There are two tenets that we all carry as we journey from adolescence into adulthood. One is that we want our children to have things better than we did. The second ... is that we're damned well going to make up for all the good shit we didn't get when we were kids.
Sometimes there's a one to one correlation. My parents always yelled at me for using too much toilet paper. I can still imagine them sitting there listening to me rolling paper off the holder after I used the bathroom and gritting their teeth, knowing that I couldn't possibly need that much paper to wipe my butt. Now I use as much paper as I want and unconsciously flip them off as I go through roll after roll. Ha! How do you like that Ma?
For the most part, there is probably little or no correlation between what we thought we lacked as kids and how we make up for it. Did I buy that Camaro because I didn't get the slot car set that I wanted in 6th grade? Only my psychiatrist knows for sure.
I never really try to over-analyze why I buy stuff. I get things because I want them and I can afford to buy them ... for the most part. If I'm buying or doing something because I'm pissed off that it never happened during my childhood, well I really don't want to think about that. I'm screwed up enough as it stands.

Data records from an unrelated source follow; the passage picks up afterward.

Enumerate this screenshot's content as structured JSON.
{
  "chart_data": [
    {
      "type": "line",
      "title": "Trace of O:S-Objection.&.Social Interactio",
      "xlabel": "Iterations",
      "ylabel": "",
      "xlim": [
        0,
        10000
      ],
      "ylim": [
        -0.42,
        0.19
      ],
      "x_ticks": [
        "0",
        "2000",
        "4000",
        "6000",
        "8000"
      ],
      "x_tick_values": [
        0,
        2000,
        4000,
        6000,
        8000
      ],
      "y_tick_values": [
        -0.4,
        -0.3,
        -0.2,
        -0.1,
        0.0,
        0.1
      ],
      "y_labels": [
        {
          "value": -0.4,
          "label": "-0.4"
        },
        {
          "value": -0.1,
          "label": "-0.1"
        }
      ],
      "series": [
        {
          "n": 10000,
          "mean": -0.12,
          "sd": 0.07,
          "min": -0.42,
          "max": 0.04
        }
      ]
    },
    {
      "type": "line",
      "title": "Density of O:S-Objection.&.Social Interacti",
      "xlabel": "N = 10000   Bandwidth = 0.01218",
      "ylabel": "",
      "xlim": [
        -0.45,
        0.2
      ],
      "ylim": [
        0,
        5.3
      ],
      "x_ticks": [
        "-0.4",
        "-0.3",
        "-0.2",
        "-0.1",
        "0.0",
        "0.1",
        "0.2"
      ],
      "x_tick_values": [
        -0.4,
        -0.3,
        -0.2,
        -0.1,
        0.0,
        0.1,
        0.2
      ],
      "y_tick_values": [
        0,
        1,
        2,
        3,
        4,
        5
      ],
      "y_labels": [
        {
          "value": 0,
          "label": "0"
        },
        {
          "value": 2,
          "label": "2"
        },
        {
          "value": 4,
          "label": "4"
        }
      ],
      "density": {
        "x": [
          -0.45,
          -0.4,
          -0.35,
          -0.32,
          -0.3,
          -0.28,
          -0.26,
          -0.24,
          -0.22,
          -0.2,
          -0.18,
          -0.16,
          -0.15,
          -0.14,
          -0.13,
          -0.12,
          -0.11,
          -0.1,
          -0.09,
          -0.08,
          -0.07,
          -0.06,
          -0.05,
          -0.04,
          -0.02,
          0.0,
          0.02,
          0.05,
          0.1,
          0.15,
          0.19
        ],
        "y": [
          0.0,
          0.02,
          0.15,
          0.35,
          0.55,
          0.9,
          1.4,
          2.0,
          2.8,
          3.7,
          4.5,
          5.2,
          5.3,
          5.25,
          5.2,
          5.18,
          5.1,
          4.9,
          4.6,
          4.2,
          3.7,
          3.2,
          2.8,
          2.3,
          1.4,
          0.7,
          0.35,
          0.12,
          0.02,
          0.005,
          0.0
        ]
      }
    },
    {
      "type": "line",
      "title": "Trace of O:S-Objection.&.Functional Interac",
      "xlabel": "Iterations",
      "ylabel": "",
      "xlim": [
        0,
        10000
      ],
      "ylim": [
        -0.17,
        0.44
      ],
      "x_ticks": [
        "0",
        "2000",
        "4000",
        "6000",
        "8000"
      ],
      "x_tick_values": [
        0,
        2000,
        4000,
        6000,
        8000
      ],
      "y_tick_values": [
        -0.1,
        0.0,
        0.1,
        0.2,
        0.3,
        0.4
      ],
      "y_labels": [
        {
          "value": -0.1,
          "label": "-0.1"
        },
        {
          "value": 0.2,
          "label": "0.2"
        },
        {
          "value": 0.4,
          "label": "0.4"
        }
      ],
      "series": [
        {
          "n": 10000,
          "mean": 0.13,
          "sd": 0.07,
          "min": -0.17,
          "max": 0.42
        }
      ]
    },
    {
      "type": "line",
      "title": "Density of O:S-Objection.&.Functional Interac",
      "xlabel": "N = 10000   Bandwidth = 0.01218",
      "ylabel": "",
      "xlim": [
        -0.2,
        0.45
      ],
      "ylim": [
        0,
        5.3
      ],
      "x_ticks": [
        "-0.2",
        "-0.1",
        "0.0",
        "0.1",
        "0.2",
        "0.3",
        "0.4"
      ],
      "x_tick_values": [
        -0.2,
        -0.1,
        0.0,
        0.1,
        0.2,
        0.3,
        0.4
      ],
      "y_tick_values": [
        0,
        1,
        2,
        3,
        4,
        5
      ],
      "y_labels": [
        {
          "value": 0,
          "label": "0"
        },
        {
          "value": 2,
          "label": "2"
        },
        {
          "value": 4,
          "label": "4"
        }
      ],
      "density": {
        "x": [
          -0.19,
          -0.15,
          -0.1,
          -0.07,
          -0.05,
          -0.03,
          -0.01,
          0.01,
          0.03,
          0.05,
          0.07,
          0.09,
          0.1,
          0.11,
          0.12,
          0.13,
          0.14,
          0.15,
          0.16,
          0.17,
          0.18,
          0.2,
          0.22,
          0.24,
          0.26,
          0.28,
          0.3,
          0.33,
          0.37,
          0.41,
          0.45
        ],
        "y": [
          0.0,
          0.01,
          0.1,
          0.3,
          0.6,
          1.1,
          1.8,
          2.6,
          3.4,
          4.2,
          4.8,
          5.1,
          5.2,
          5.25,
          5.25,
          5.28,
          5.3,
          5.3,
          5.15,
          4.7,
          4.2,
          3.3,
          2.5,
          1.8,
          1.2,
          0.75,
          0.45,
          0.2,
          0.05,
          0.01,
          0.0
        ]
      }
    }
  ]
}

Almost totally off subject, and a topic that has been beat to death many times over, how many words are used to describe a carbonated beverage and why? I grew up in southern Missouri, and a carbonated beverage was always called pop. Here in northern Illinois, it's either pop or soda. Some places in the south, it's called Coke, or dope. When we were in the southwest this last summer, I always asked for a Coke with my meal. In a few places, the server asked me what kind? Pepsi or RC?
I don't believe there are too many products that have such widely varied generic names. And they all seem to be regional. One of life's little mysteries.